Time Magazine named The Silence Breakers ― "the individuals who set off a national reckoning over the prevalence of sexual harassment" ― its Person of the Year for 2017 and, strangely, Gretchen Carlson was not one of those singled out.
In July 2016, the news anchor and author filed a lawsuit against then-Fox News CEO Roger Ailes for sexual harassment. Carlson's allegations and suit incited mass media coverage, encouraging six more women to also accuse Ailes of sexual harassment.
Ailes resigned from his powerful post within weeks (and died this past May). Carlson has since become an advocate for speaking out against sexual harassment, even writing a book titled Be Fierce.
The Time cover story discusses how the sexual misconduct allegations that emerged in early October against film executive Harvey Weinstein, including accounts from prominent actresses like Ashley Judd and Rose McGowan, launched a full-steam ahead movement of victims of sexual assault and harassment to come forward and name names.
"Emboldened by Judd, Rose McGowan and a host of other prominent accusers, women everywhere have begun to speak out about the inappropriate, abusive and in some cases illegal behavior they've faced," reads the piece.
"When multiple harassment claims bring down a charmer like former Today show host Matt Lauer, women who thought they had no recourse see a new, wide-open door," it continues. "When a movie star says #MeToo, it becomes easier to believe the cook who's been quietly enduring for years."
It's likely Carlson wasn't included as a silence breaker by Time because her story broke in 2016. But it struck many as a glaring omission that she's not mentioned at all in Time's original package.
Carlson has termed the Weinstein revelations a "watershed moment" and said "this is the tipping point I've been working so hard for over the last 15 months. People are finally saying 'enough.'"
She's had a part in this whistleblowing moment, and Time should have recognized that.
Carlson didn't immediately respond for comment regarding her exclusion, but she posted about it on social media, saying "it's ok" to those who have remarked on her not being included. She's also sent well wishes to the silence breakers:
"Congrats to all the women. When I jumped off the cliff in 2016 I could have never imagined we'd be here. Ironically today I introduce legislation to change the world for women taking secret arbitration clauses out of employment contracts," Carlson wrote.
Carlson joined a bipartisan group of lawmakers in Washington on Wednesday who introduced legislation to remove forced arbitration clauses from employment agreements. The bill's backers say the clauses help keep sexual harassment and gender discrimination complaints under wraps.
Also on Wednesday, many Democrat lawmakers ― including some pushing the arbitration clause measure ― called for Sen. Al Franken to resign as the number of sexual assault allegations against the Minnesota Democrat keeps growing.
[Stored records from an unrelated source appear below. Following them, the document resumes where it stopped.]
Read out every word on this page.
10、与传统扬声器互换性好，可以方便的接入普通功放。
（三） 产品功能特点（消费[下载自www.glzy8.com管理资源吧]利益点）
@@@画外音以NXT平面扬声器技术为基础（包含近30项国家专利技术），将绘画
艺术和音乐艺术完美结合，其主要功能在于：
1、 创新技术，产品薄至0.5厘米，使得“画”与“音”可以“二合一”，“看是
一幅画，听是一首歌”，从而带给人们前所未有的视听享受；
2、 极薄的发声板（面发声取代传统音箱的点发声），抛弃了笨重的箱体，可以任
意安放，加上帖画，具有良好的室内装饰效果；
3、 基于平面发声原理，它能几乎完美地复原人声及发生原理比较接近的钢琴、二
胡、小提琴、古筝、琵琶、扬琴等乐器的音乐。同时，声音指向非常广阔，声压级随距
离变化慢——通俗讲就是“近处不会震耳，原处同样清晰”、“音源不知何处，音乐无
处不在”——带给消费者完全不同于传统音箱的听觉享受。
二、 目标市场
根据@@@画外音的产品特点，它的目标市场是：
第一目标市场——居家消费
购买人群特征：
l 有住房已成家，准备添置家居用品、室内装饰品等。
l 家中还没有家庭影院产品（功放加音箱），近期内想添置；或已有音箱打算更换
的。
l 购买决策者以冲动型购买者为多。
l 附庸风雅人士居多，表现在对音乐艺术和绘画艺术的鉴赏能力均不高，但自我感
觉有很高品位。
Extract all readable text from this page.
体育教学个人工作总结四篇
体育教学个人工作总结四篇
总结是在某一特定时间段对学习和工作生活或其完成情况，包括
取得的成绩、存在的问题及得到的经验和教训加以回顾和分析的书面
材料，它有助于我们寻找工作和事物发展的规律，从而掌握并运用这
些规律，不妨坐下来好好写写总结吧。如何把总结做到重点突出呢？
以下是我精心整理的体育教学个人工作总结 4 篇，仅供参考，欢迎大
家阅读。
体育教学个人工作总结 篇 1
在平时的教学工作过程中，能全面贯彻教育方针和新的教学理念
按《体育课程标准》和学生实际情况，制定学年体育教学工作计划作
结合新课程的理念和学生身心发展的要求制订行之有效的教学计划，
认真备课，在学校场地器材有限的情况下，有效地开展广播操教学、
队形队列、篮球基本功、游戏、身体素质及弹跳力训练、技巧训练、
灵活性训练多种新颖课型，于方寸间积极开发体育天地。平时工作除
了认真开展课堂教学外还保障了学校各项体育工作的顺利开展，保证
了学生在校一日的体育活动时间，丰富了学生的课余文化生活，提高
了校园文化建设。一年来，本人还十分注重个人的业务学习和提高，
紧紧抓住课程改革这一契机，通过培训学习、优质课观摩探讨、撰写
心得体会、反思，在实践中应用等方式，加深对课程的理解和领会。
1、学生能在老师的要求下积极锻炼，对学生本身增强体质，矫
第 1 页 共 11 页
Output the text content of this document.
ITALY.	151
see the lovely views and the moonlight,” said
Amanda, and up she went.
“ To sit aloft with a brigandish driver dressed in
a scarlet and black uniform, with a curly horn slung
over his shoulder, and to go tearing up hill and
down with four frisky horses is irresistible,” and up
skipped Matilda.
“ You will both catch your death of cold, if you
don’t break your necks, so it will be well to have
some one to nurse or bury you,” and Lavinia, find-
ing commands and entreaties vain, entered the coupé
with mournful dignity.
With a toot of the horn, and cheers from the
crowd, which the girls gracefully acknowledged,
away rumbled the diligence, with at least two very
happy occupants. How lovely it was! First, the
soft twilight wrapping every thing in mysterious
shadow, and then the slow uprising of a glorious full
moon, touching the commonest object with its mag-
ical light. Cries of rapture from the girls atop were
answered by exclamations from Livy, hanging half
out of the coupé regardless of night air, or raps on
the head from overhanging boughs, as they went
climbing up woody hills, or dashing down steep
Despite Carlson's chipper response on Twitter, others are still not happy she wasn't mentioned by Time. Here's what people are saying:
Time magazine did not immediately respond to HuffPost's request for comment, but did publish an article on Monday afternoon about the past coverage that led to the Silence Breakers. Carlson is mentioned in that piece, along with the Bill Cosby accusers, the Women's March and others.
This piece has been updated to note the Times article on Monday afternoon.